Today during the Polish VMUG we had a great question, basically, the question was if you can vMotion a VM while vSAN IO Insight is tracing it. I did not know the answer as I had never tried it, so I had to test and validate it in the lab. While testing it became obvious that IO Insight and vMotion are not a supported combination today. Or better said, when you vMotion a VM which has IO Insight enabled and the VM is being traced, then the tracing will stop and you will not be able to inspect the results. When you click on view results you will see the error suggesting that the “monitored VMs might be deleted” as shown below.

For now, if you are tracing a VM for an extended period of time, make sure to override the DRS automation level for that VM so that DRS does not interfere with the tracing. (You can do this on a per VM basis.) I would also recommend informing other administrators to not manually migrate the VM temporarily to avoid the situation where the trace is stopped. You may wonder why this is the case, well it is pretty simple, tracing happens on a host level. We start a user world on the host where the VM is running to trace the IO. If you move the VM, the user world doesn’t know what has happened to the VM unfortunately. For now, who knows if this is something that may change over time… Either way, I would always recommend not migrating VMs while tracing, as that also impacts the data.

Hope that helps, and thank Tomasz for the great question!

VMs which are not stretched in a stretched cluster, which policy to use?

Duncan Epping · Dec 14, 2020 ·

I’ve seen this question popping up regularly. Which policy setting (“site disaster tolerance” and “failures to tolerate”) should I use when I do not want to stretch my VMs? Well, that is actually pretty straight forward, in my opinion, you really only have two options you should ever use:

None – Keep data on preferred (stretched cluster)
None – Keep data on non-preferred (stretched cluster)

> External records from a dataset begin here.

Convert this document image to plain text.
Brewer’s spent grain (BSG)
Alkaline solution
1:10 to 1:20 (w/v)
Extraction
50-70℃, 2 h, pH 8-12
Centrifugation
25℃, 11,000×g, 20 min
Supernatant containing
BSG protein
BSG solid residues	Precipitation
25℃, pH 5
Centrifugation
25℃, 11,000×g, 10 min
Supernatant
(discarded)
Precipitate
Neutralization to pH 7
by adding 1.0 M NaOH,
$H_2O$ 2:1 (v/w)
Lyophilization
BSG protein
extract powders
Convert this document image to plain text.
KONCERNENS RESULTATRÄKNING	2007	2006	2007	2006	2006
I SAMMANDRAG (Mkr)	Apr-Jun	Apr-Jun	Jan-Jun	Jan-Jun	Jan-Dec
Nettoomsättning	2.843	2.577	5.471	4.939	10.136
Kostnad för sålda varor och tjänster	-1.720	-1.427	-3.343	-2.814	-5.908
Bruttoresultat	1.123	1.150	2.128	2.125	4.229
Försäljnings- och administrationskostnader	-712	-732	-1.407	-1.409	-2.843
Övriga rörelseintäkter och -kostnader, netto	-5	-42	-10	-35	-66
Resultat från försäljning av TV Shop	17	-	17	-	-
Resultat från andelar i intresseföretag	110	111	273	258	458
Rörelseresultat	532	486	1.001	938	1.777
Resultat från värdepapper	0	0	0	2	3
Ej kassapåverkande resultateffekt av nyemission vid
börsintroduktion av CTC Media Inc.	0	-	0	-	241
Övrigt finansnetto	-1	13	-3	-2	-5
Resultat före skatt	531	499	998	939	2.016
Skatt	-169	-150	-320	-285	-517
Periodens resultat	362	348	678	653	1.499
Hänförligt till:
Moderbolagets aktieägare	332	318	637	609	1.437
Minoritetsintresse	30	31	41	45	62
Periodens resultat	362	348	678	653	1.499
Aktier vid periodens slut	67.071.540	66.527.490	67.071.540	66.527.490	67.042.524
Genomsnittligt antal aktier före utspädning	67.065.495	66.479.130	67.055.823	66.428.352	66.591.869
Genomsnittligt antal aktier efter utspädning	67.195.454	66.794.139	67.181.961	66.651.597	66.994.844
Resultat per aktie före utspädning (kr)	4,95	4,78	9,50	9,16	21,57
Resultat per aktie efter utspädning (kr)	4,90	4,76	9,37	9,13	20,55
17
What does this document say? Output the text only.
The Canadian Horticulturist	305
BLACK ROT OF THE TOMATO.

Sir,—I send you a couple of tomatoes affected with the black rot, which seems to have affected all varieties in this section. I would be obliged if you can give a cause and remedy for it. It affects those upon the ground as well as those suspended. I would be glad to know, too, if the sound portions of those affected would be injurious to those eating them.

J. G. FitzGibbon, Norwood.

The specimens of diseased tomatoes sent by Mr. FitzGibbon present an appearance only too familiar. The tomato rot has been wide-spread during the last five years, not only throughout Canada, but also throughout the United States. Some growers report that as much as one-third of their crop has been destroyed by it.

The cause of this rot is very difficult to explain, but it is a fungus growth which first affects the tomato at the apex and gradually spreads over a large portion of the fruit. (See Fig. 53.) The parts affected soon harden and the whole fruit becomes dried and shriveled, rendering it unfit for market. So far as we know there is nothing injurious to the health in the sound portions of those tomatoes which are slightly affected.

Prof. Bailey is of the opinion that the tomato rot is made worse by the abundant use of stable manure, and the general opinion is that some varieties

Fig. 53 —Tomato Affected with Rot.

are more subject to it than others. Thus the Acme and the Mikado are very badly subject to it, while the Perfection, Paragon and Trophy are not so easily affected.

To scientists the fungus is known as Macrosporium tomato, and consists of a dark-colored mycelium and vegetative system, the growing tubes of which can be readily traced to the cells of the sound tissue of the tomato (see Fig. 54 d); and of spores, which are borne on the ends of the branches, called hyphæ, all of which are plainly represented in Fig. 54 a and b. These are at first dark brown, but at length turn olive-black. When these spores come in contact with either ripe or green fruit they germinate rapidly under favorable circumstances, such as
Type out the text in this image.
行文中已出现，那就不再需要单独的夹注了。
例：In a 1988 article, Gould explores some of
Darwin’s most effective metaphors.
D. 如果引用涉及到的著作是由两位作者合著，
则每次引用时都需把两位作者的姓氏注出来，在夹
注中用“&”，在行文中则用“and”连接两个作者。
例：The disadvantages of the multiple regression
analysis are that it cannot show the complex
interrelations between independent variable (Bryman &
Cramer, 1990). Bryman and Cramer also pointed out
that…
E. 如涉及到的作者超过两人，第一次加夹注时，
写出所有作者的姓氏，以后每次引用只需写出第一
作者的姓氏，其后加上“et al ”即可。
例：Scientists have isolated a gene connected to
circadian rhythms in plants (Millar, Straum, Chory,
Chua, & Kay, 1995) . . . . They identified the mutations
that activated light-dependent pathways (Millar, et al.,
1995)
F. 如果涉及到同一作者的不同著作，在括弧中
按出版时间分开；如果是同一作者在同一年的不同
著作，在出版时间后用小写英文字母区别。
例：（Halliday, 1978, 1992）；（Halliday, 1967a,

Yes, there is another option. This option is called “None – Stretched Cluster” and then there’s also “None – Standard Cluster”. Why should you not use these? Well, let’s start with “None – Stretched Cluster”. In the case of “None – Stretched Cluster”, vSAN will per object decide where to place it. As you hopefully know, a VM consists of multiple objects. As you can imagine, this is not optimal from a performance point of view, as you could end up having a VMDK being placed in Site A and a VMDK being placed in Site B. Which means it would read and write from both locations from a storage point of view, while the VM would be sitting in a single location from a compute point of view. It is also not very optimal from an availability stance, as it would mean that when the intersite link is unavailable, some objects of the VM would also become inaccessible. Not a great situation. What would it look like? Well, potentially something like the below diagram!

Then there’s “None – Standard Cluster”, what happens in this case? When you use “None – Standard Cluster” with “RAID-1”, what is going to happen is that the VM is configured with FTT=1 and RAID-1, but in a stretched cluster “FTT” does not exist, and FTT automatically will become PFTT. This means that the VM is going to be mirrored across locations, and you will have SFTT=0, which means no resiliency locally. It is the same as “Dual Site Mirroring”+”No Data Redundancy”!

In summary, if you ask me, “none – standard cluster” and “none – stretched cluster” should not be used in a stretched cluster.